A autorização para a reunião foi aprovada na Comissão de Administração Pública e a data ainda será marcada.

O requerimento, apresentado pelo deputado de oposição Sargento Rodrigues (PTB), é para debater o pagamento de R$ 24 milhões aos servidores da Receita como prêmio pelo cumprimento de metas do programa Regularize, de arrecadação de impostos atrasados no estado.

O parlamentar pede o debate sobre o pagamento “na atual conjuntura financeira do estado” e  “em contrapartida ao parcelamento dos salários de outras categorias, ausência de reajuste salarial, não pagamento de ajuda de custo, dentre outras inadimplências que resultaram na falta de merenda escolar e ameaça ao fornecimento de alimentação aos custodiados”.

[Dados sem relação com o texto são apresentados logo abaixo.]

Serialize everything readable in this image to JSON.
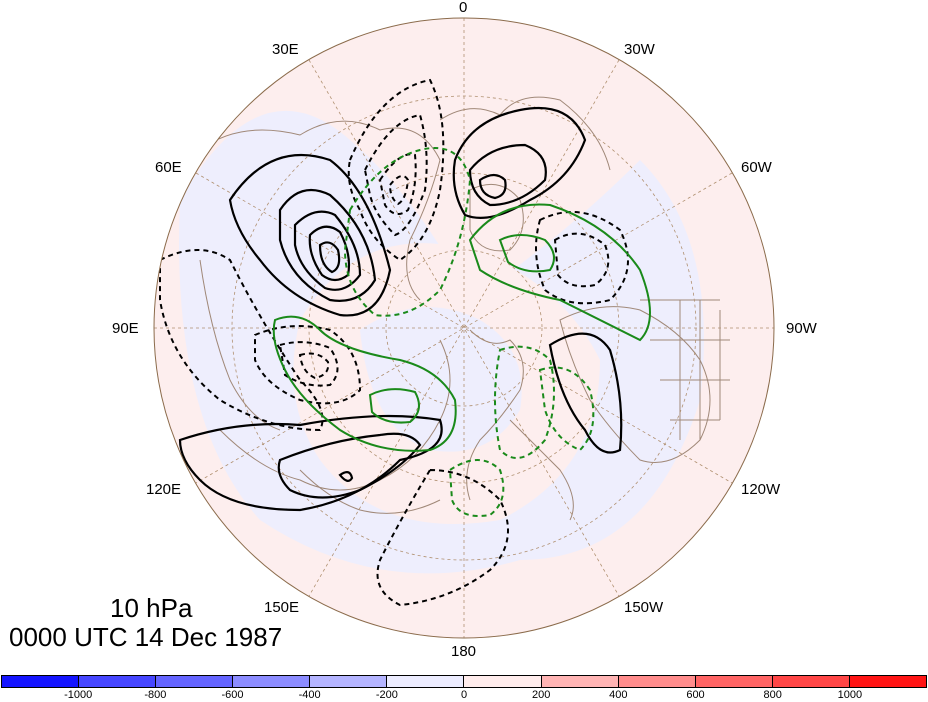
{
  "map": {
    "projection": "north-polar-stereographic",
    "level_label": "10 hPa",
    "time_label": "0000 UTC 14 Dec 1987",
    "longitude_labels": [
      {
        "name": "lon-label-0",
        "text": "0"
      },
      {
        "name": "lon-label-30w",
        "text": "30W"
      },
      {
        "name": "lon-label-60w",
        "text": "60W"
      },
      {
        "name": "lon-label-90w",
        "text": "90W"
      },
      {
        "name": "lon-label-120w",
        "text": "120W"
      },
      {
        "name": "lon-label-150w",
        "text": "150W"
      },
      {
        "name": "lon-label-180",
        "text": "180"
      },
      {
        "name": "lon-label-150e",
        "text": "150E"
      },
      {
        "name": "lon-label-120e",
        "text": "120E"
      },
      {
        "name": "lon-label-90e",
        "text": "90E"
      },
      {
        "name": "lon-label-60e",
        "text": "60E"
      },
      {
        "name": "lon-label-30e",
        "text": "30E"
      }
    ],
    "contour_styles": {
      "positive": {
        "color": "#000000",
        "dashed": false
      },
      "negative": {
        "color": "#000000",
        "dashed": true
      },
      "green_positive": {
        "color": "#1a8a1a",
        "dashed": false
      },
      "green_negative": {
        "color": "#1a8a1a",
        "dashed": true
      }
    },
    "coastline_color": "#a08878",
    "graticule_color": "#b09070",
    "shading": {
      "positive_tint": "#fdeeee",
      "negative_tint": "#eeeefd"
    }
  },
  "colorbar": {
    "colors": [
      "#1414ff",
      "#4646ff",
      "#6464ff",
      "#8c8cff",
      "#b4b4ff",
      "#ececff",
      "#ffecec",
      "#ffb4b4",
      "#ff8c8c",
      "#ff6464",
      "#ff4646",
      "#ff1414"
    ],
    "labels": [
      "-1000",
      "-800",
      "-600",
      "-400",
      "-200",
      "0",
      "200",
      "400",
      "600",
      "800",
      "1000"
    ]
  }
}
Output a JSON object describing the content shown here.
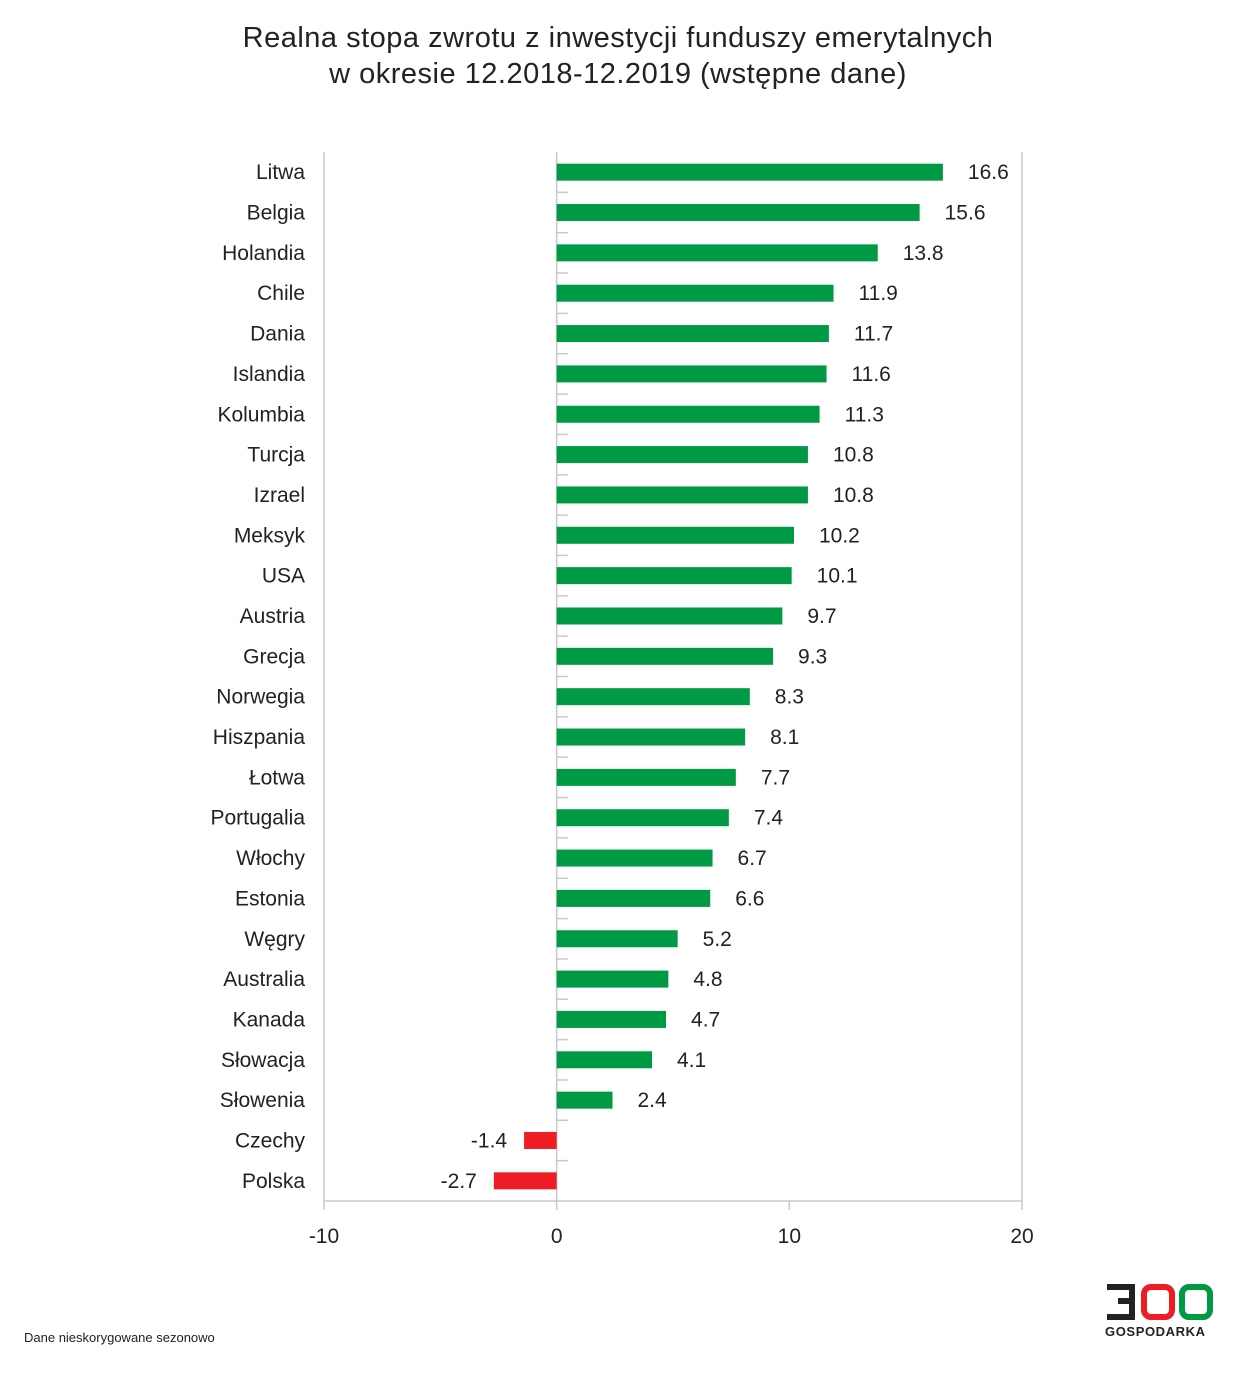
{
  "chart_data": {
    "type": "bar",
    "orientation": "horizontal",
    "title": [
      "Realna stopa zwrotu z inwestycji funduszy emerytalnych",
      "w okresie 12.2018-12.2019 (wstępne dane)"
    ],
    "xlabel": "",
    "ylabel": "",
    "xlim": [
      -10,
      20
    ],
    "x_ticks": [
      "-10",
      "0",
      "10",
      "20"
    ],
    "grid": false,
    "legend": "none",
    "categories": [
      "Litwa",
      "Belgia",
      "Holandia",
      "Chile",
      "Dania",
      "Islandia",
      "Kolumbia",
      "Turcja",
      "Izrael",
      "Meksyk",
      "USA",
      "Austria",
      "Grecja",
      "Norwegia",
      "Hiszpania",
      "Łotwa",
      "Portugalia",
      "Włochy",
      "Estonia",
      "Węgry",
      "Australia",
      "Kanada",
      "Słowacja",
      "Słowenia",
      "Czechy",
      "Polska"
    ],
    "values": [
      16.6,
      15.6,
      13.8,
      11.9,
      11.7,
      11.6,
      11.3,
      10.8,
      10.8,
      10.2,
      10.1,
      9.7,
      9.3,
      8.3,
      8.1,
      7.7,
      7.4,
      6.7,
      6.6,
      5.2,
      4.8,
      4.7,
      4.1,
      2.4,
      -1.4,
      -2.7
    ],
    "value_labels": [
      "16.6",
      "15.6",
      "13.8",
      "11.9",
      "11.7",
      "11.6",
      "11.3",
      "10.8",
      "10.8",
      "10.2",
      "10.1",
      "9.7",
      "9.3",
      "8.3",
      "8.1",
      "7.7",
      "7.4",
      "6.7",
      "6.6",
      "5.2",
      "4.8",
      "4.7",
      "4.1",
      "2.4",
      "-1.4",
      "-2.7"
    ],
    "colors": {
      "positive": "#009a44",
      "negative": "#ee1c25"
    }
  },
  "footnote": "Dane nieskorygowane sezonowo",
  "logo": {
    "digits": "300",
    "text": "GOSPODARKA",
    "colors": {
      "dark": "#222222",
      "red": "#ee1c25",
      "green": "#009a44"
    }
  }
}
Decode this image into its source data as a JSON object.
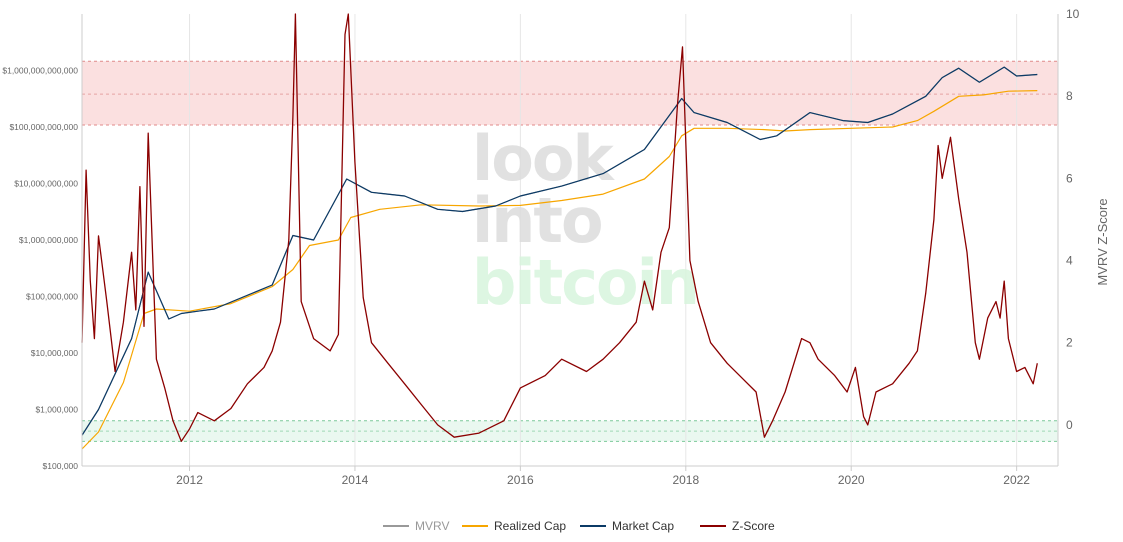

O presidente do Sindicato dos Auditores Fiscais (Sindfisco-MG), Marco Antônio Couto, confirmou nessa quarta-feira (9) que o estado pagou em abril 30% do total devido aos funcionários. O montande dos abonos é cerca de R$ 80 milhões, que variam de de R$ 4,5 mil a R$ 11,2 mil, de acordo com o cargo e o desempenho do servidor.

Couto afirmou que muitos servidores deixaram de tirar férias para bater metas do programa e que, em face disso, a Receita conseguiu um “resultado histórico de arrecadação extra de R$ 2,5 bilhões, que correspondem a um mês de salário de todos os servidores do estado”. O presidente do Sindifisco ressaltou que o governo ainda não materializou o compromisso (dos 100% a serem pagos) e que o valor varia de pessoa para pessoa.

Para os demais servidores, o governo de Minas não está pagando o prêmio de produtividade e a questão está sendo discutida na Justiça. Também já foi confirmado para maio um atraso no escalonamento dos salários do funcionalismo.

A Comissão de Administração Pública também aprovou reunião sobre a suspensão dos pagamentos de 96 mil servidores, apontados pelo Tribunal de Contas do Estado como suspeitos de acumular cargos irregularmente. A decisão de cortar os pagamentos até que eles provem inocência foi confirmada nesta quinta-feira (10) pelo governador Fernando Pimentel (PT).

A Secretaria da Fazenda não se posicionou sobre o assunto.